You stepped off the bus from Scout camp with a resolute, yet pleased, expression on your face. Careful not to come over to me until you were sure you had been dismissed (unlike your brother…also at said camp), you walked across the car park and I momentarily lost all perspective. Who was this girl? Was it possible to grow three inches in a week? We now are almost the same height, and a week of learning new skills and tools had matured you in subtle, beautiful ways.
At the strangely vacant pool on the weekend, you and your brother goofed off in the leisure section for a while, until those few years of age difference started to show, as they’re doing more and more often lately, when Riley became ‘annoying’ and you left him to go to the slow lap lane.

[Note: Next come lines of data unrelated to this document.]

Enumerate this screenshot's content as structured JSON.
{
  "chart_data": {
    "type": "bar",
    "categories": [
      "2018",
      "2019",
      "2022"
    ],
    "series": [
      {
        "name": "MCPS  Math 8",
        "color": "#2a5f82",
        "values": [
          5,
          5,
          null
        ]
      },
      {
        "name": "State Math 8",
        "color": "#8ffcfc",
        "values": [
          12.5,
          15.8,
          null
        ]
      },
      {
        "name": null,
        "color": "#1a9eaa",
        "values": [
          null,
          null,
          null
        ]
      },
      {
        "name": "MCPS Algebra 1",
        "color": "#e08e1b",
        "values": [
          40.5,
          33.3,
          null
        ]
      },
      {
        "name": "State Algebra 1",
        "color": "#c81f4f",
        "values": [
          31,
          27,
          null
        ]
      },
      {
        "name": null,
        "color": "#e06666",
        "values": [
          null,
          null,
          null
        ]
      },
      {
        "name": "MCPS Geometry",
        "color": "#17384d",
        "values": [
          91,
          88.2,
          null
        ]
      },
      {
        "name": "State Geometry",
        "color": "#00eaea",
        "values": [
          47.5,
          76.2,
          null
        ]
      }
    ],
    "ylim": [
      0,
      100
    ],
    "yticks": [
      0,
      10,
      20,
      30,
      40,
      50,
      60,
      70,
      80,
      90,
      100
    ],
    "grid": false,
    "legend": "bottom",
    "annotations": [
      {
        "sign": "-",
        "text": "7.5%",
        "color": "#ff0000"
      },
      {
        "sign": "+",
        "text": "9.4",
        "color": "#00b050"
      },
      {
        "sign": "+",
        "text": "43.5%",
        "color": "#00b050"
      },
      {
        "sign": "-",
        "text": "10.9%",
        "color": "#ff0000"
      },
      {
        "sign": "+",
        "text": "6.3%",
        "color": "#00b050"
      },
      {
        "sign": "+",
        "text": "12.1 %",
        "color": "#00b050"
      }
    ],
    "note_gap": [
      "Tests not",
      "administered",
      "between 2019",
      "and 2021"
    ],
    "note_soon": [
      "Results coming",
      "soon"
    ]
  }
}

Wading into the water, you adjusted your googles and stood on the centre black line. Men in the faster lanes glanced across, surprised. Once it was clear you were there with a purpose, and not to interuppt or irritate their time, they resumed their laps. Sinking to your shoulders, you pushed off from the edge and coasted down the pool. Arms in front for the first metres, like a bowsprit on a ship, you then brought your right arm out and over, then the left, freestyling along with your still-jerky, but improving, stroke. With steady pace, you made it all the way to the end and returned. A woman arrived while you were at the opposite end, and was also taken aback when you made your way back and you stood up, when she realised you were a child. She took off and you fell in to that courteous rhythm, keeping distance between each other as you swam.
Eventually you tired and hopped out to go join your brother on the water slide. You emerged from the pool into another phase of your girlhood. I’ve been watching for months. I will never tire of it. Swimming is a kind of miracle of grace and buoyancy; how graced am I to have a daughter who makes me so buoyant? I keep asking myself that question. How lucky am I? Answer: the luckiest.